Pages

Desember 31, 2012

# Day 2; Seputaran Mataram: Selatan ke Utara

Orang bijak bilang, perencanaan yang baik sama dengan menyelesaikan separuh pelaksanaan. Saya mengenal omongan bijak ini sedari dulu, tapi baru menghayatinya benar-benar selepas bakda Subuh hari kedua di Lombok. Disebabkan belum punya rencana kegiatan selama di Lombok, jadilah saya melek melototin buku panduan wisata Lombok selepas sholat sampai pukul delapan. Mama dan si Bungsu menyerahkan sepenuhnya ke saya, mereka melanjutkan tidur cantiknya...hiks.

Si Bungsu benar, pilihan main di sini kalau tidak pantai ya ke gunung. Dengan mama bersama kami, saya harus benar-benar memastikan jumlah dan tujuan kami tidak melelahkannya. Tiga diva Gili yang terkenal itu tak ingin saya sentuh, karena gathering kantor nantinya pasti akan ke sana. Saya melewatkan pura-pura dan taman air cantik karena sedang haid. Tiga jam pening, bolak-balik buku panduan sampai lecek, akhirnya saya menyerah. Tak ada gambaran sama sekali harus kemana tiga hari ini. Akhirnya saya putuskan, hari kedua kami akan keliling sekitar Mataram saja dari selatan ke utara: Museum NTB, desa tenun Sukarare, mutiara di Sekarbela, sunset di Senggigi. Pukul 7 malam, kami sudah harus kembali ke hotel untuk beristirahat. Ittinerary hari selanjutnya dipikirkan sambil jalan saja.

Selepas sarapan yang tergesa-gesa, pukul 9 kami bertemu dengan pak Nursin, driver mobil sewaan, di lobby hotel. Perkenalan dan basa basi dilanjutkan diskusi tujuan hari ini. Pak Nursin menyarankan mengubah urutan menjadi: desa Sukarare, museum, Sekarbela, Senggigi, sunset di Malimbu dengan menambahkan saran mencoret museum jika waktu tidak memungkinkan. Saya mengangguk, mama dan si bungsu pasrah saja. 

Kami beruntung mendapatkan pak Nursin sebagai driver. Sikapnya sopan dan terbuka. Empat puluh lima menit perjalanan dari Mataram ke Sukarare diisi dengan cerita-cerita dari Pak Nursin selayaknya guide handal: asal-muasal kata Lombok, sejarah singkat, persamaan bahasa setempat dengan bahasa Jawa, sedikit kelakar, gosip lokal terkini, kuliner, sampai tempat tujuan favorit dan yang tak biasa di Lombok. Setelah berdiskusi dengannya kami memutuskan untuk mengunjungi air terjun Singang Gila dan Tiu Kelep di hari ketiga dan bermain air di Gili Nanggu di hari keempat. Jadi liburan kami cukup lengkap: kota dan budaya di hari kedua, kaki gunung di hari ketiga, pantai di hari keempat. Hari pertama dan kelima: packing dan istirahat. Siiip.
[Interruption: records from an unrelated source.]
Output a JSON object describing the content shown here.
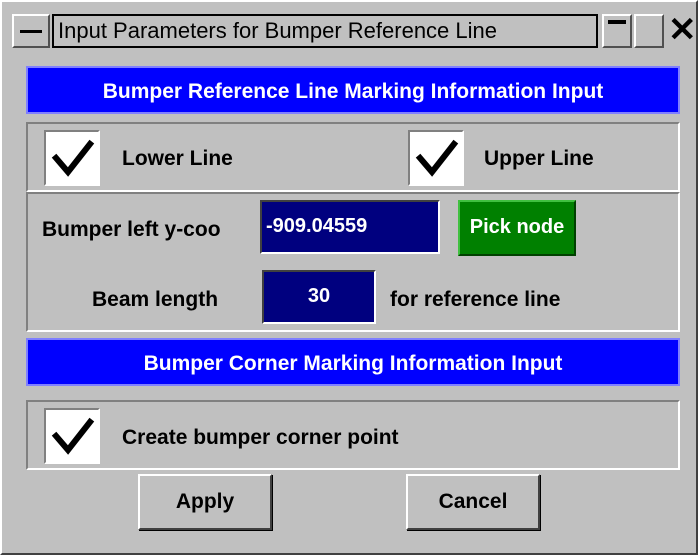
{
  "window": {
    "title": "Input Parameters for Bumper Reference Line"
  },
  "reference_section": {
    "header": "Bumper Reference Line Marking Information Input",
    "lower_line": {
      "label": "Lower Line",
      "checked": true
    },
    "upper_line": {
      "label": "Upper Line",
      "checked": true
    },
    "bumper_left_label": "Bumper left y-coo",
    "bumper_left_value": "-909.04559",
    "pick_node_label": "Pick node",
    "beam_length_label": "Beam length",
    "beam_length_value": "30",
    "beam_length_suffix": "for reference line"
  },
  "corner_section": {
    "header": "Bumper Corner Marking Information Input",
    "create_corner": {
      "label": "Create bumper corner point",
      "checked": true
    }
  },
  "actions": {
    "apply_label": "Apply",
    "cancel_label": "Cancel"
  },
  "colors": {
    "header_bg": "#0000ff",
    "field_bg": "#00007f",
    "pick_button_bg": "#008000",
    "window_bg": "#c0c0c0"
  }
}
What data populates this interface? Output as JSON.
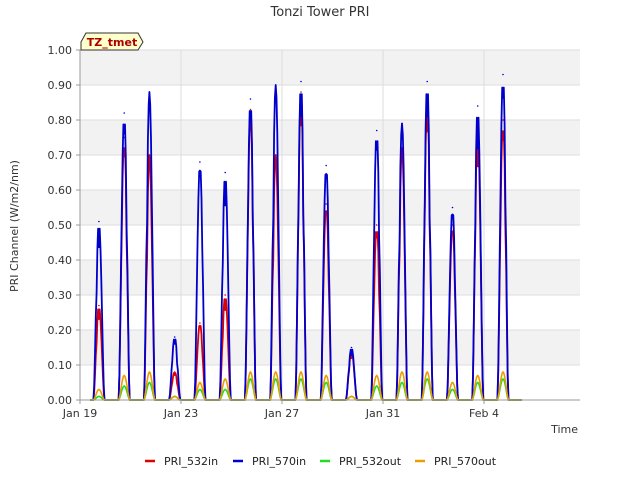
{
  "chart_data": {
    "type": "line",
    "title": "Tonzi Tower PRI",
    "xlabel": "Time",
    "ylabel": "PRI Channel (W/m2/nm)",
    "site_badge": "TZ_tmet",
    "ylim": [
      0.0,
      1.0
    ],
    "xlim": [
      0,
      19.8
    ],
    "y_ticks": [
      "0.00",
      "0.10",
      "0.20",
      "0.30",
      "0.40",
      "0.50",
      "0.60",
      "0.70",
      "0.80",
      "0.90",
      "1.00"
    ],
    "x_ticks": [
      {
        "label": "Jan 19",
        "day": 0
      },
      {
        "label": "Jan 23",
        "day": 4
      },
      {
        "label": "Jan 27",
        "day": 8
      },
      {
        "label": "Jan 31",
        "day": 12
      },
      {
        "label": "Feb 4",
        "day": 16
      }
    ],
    "grid": true,
    "legend_position": "bottom",
    "x_unit": "days since Jan 19",
    "series": [
      {
        "name": "PRI_532in",
        "color": "#dd0000",
        "peaks": [
          0.27,
          0.75,
          0.7,
          0.08,
          0.22,
          0.3,
          0.83,
          0.7,
          0.88,
          0.56,
          0.14,
          0.5,
          0.72,
          0.86,
          0.5,
          0.78,
          0.8
        ]
      },
      {
        "name": "PRI_570in",
        "color": "#0000cc",
        "peaks": [
          0.51,
          0.82,
          0.88,
          0.18,
          0.68,
          0.65,
          0.86,
          0.9,
          0.91,
          0.67,
          0.15,
          0.77,
          0.79,
          0.91,
          0.55,
          0.84,
          0.93
        ]
      },
      {
        "name": "PRI_532out",
        "color": "#22dd22",
        "peaks": [
          0.01,
          0.04,
          0.05,
          0.01,
          0.03,
          0.03,
          0.06,
          0.06,
          0.06,
          0.05,
          0.01,
          0.04,
          0.05,
          0.06,
          0.03,
          0.05,
          0.06
        ]
      },
      {
        "name": "PRI_570out",
        "color": "#e8a000",
        "peaks": [
          0.03,
          0.07,
          0.08,
          0.01,
          0.05,
          0.06,
          0.08,
          0.08,
          0.08,
          0.07,
          0.01,
          0.07,
          0.08,
          0.08,
          0.05,
          0.07,
          0.08
        ]
      }
    ],
    "peak_days": [
      0.75,
      1.75,
      2.75,
      3.75,
      4.75,
      5.75,
      6.75,
      7.75,
      8.75,
      9.75,
      10.75,
      11.75,
      12.75,
      13.75,
      14.75,
      15.75,
      16.75
    ]
  }
}
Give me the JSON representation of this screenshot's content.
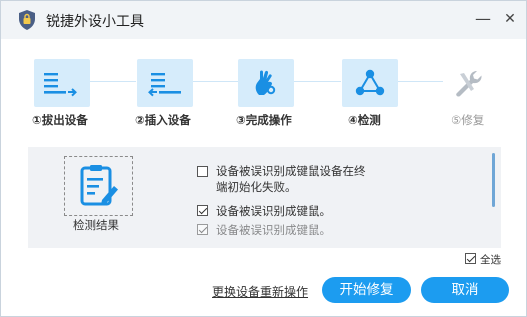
{
  "window": {
    "title": "锐捷外设小工具",
    "minimize_glyph": "—",
    "close_glyph": "✕",
    "app_icon": "shield-lock-icon"
  },
  "steps": [
    {
      "label": "①拔出设备",
      "icon": "unplug-icon",
      "state": "done"
    },
    {
      "label": "②插入设备",
      "icon": "plug-in-icon",
      "state": "done"
    },
    {
      "label": "③完成操作",
      "icon": "hand-gesture-icon",
      "state": "done"
    },
    {
      "label": "④检测",
      "icon": "network-nodes-icon",
      "state": "current"
    },
    {
      "label": "⑤修复",
      "icon": "wrench-icon",
      "state": "pending"
    }
  ],
  "result": {
    "label": "检测结果",
    "icon": "clipboard-edit-icon",
    "items": [
      {
        "text_line1": "设备被误识别成键鼠设备在终",
        "text_line2": "端初始化失败。",
        "checked": false
      },
      {
        "text": "设备被误识别成键鼠。",
        "checked": true
      },
      {
        "text": "设备被误识别成键鼠。",
        "checked": true
      }
    ]
  },
  "select_all": {
    "label": "全选",
    "checked": true
  },
  "actions": {
    "replace_link": "更换设备重新操作",
    "start_repair": "开始修复",
    "cancel": "取消"
  },
  "colors": {
    "accent": "#1c9cf0",
    "step_bg": "#d6ecfb",
    "panel_bg": "#f0f2f5",
    "titlebar_bg": "#f1f4f7"
  }
}
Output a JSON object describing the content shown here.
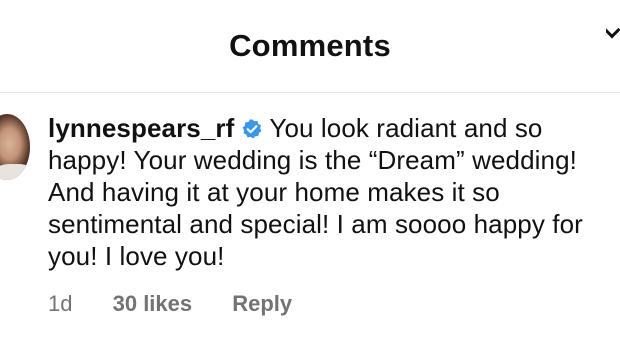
{
  "header": {
    "title": "Comments",
    "chevron_icon": "chevron-down-icon"
  },
  "comment": {
    "username": "lynnespears_rf",
    "verified_icon": "verified-badge-icon",
    "verified_color": "#3897f0",
    "text": "You look radiant and so happy! Your wedding is the “Dream” wedding! And having it at your home makes it so sentimental and special! I am soooo happy for you! I love you!",
    "time": "1d",
    "likes": "30 likes",
    "reply_label": "Reply"
  }
}
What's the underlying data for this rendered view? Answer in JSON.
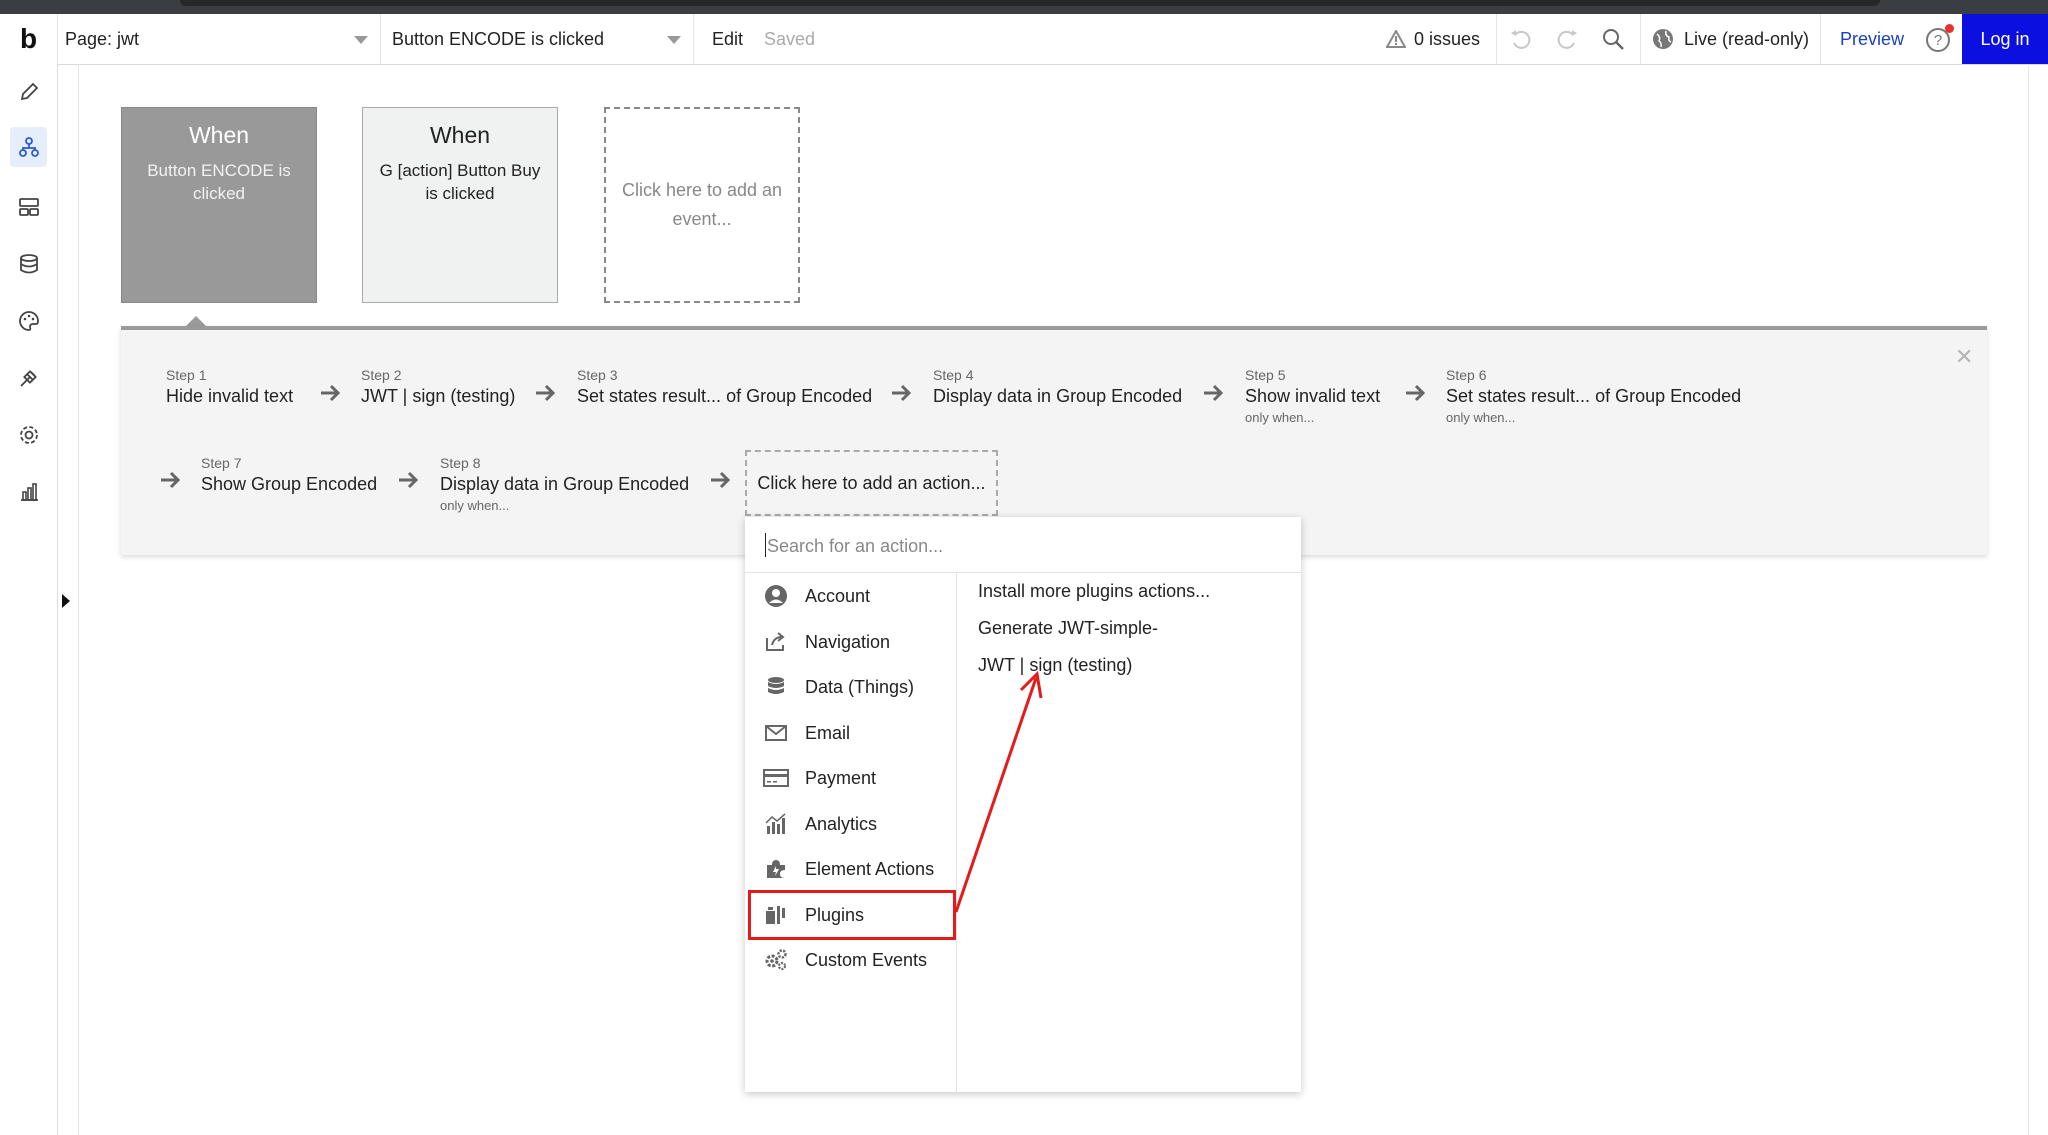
{
  "topbar": {
    "logo": "b",
    "page_selector": "Page: jwt",
    "event_selector": "Button ENCODE is clicked",
    "edit": "Edit",
    "saved": "Saved",
    "issues": "0 issues",
    "live": "Live (read-only)",
    "preview": "Preview",
    "login": "Log in"
  },
  "events": [
    {
      "when": "When",
      "desc": "Button ENCODE is clicked"
    },
    {
      "when": "When",
      "desc": "G [action] Button Buy is clicked"
    },
    {
      "add": "Click here to add an event..."
    }
  ],
  "steps": [
    {
      "num": "Step 1",
      "title": "Hide invalid text",
      "cond": ""
    },
    {
      "num": "Step 2",
      "title": "JWT | sign (testing)",
      "cond": ""
    },
    {
      "num": "Step 3",
      "title": "Set states result... of Group Encoded",
      "cond": ""
    },
    {
      "num": "Step 4",
      "title": "Display data in Group Encoded",
      "cond": ""
    },
    {
      "num": "Step 5",
      "title": "Show invalid text",
      "cond": "only when..."
    },
    {
      "num": "Step 6",
      "title": "Set states result... of Group Encoded",
      "cond": "only when..."
    },
    {
      "num": "Step 7",
      "title": "Show Group Encoded",
      "cond": ""
    },
    {
      "num": "Step 8",
      "title": "Display data in Group Encoded",
      "cond": "only when..."
    }
  ],
  "add_action": "Click here to add an action...",
  "menu": {
    "search_placeholder": "Search for an action...",
    "categories": [
      {
        "label": "Account",
        "icon": "account-icon"
      },
      {
        "label": "Navigation",
        "icon": "navigation-icon"
      },
      {
        "label": "Data (Things)",
        "icon": "database-icon"
      },
      {
        "label": "Email",
        "icon": "email-icon"
      },
      {
        "label": "Payment",
        "icon": "payment-icon"
      },
      {
        "label": "Analytics",
        "icon": "analytics-icon"
      },
      {
        "label": "Element Actions",
        "icon": "element-actions-icon"
      },
      {
        "label": "Plugins",
        "icon": "plugins-icon"
      },
      {
        "label": "Custom Events",
        "icon": "custom-events-icon"
      }
    ],
    "plugin_actions": [
      "Install more plugins actions...",
      "Generate JWT-simple-",
      "JWT | sign (testing)"
    ]
  },
  "colors": {
    "login_bg": "#0b0fe0",
    "preview_text": "#1a3fc4",
    "annotation": "#e31b1b",
    "selected_event_bg": "#999999"
  }
}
Di desa Sukarare, yang mana artinya desa suka-duka, penjualan kain tenun dipusatkan pada satu koperasi milik bersama. Segala macam kain tenun tangan dipajang di toko koperasi, mulai dari berbahan benang kapas sampai benang songket warna-warni. Kebanyakan masih berupa lembaran kain atau sarung. Beberapa penenun bergiliran 'dipajang' di depan koperasi, selebihnya mengerjakan tenunannya di teras rumah masing-masing. Ada guide lokal yang bisa mengantarkan wisatawan berkeliling desa sambil berjalan kaki dengan tarif sukarela.
Menenun dgn tangan, seutas demi seutas benang, butuh konsistensi dan ketekunan
Lama waktu menenun tergantung tingkat kesulitan motif: semakin rumit semakin lama
Desa Sukarare benar-benar masih tradisional, setidaknya itu kesan kami setelah berkeliling desa di antar oleh guide lokal. Kebanyakan bangunan rumah masih berdinding anyaman tikar bambu dan beratap daun kelapa. Tidak ada pagar antar rumah selain pagar tanaman. Air bersih diperoleh dari menimba dengan ember plastik di sumur bersama dan memasak masih menggunakan kayu. Pekerjaan utama warga adalah bertani. Menenun adalah pekerjaan wanita yang turun temurun. Seorang gadis di desa ini tidak boleh menikah sebelum bisa menenun sendiri. Laki-laki dilarang menenun karena dipercaya tidak akan mempunyai keturunan. Sampai suatu saat akhirnya lelaki diijinkan menenun hanya untuk motif tertentu.
motif subahnale, dari kata Subhanallah...motif paling rumit, adi karya desa ini...cuantik
Selepas desa Sukarare, kami menghapus tujuan museum dan bergegas menuju ke Sekarbela untuk berburu mutiara. Sebelum sampai di tujuan, di tengah jalan mampir-mampir ke toko-toko mutiara sekitar Cakranegara, Mataram, sebelum berakhir di satu toko yang sangat direkomendasikan oleh driver kami. Tempatnya memang sungguh meyakinkan, begitu juga dengan mutiara yang dijual: laut, payau, tawar. Kami hanya sempat melihat saja tanpa membeli karena keder dengan bandrol harganya. Kami memang tak cocok dengan mutiara *nyengir, menghibur diri*.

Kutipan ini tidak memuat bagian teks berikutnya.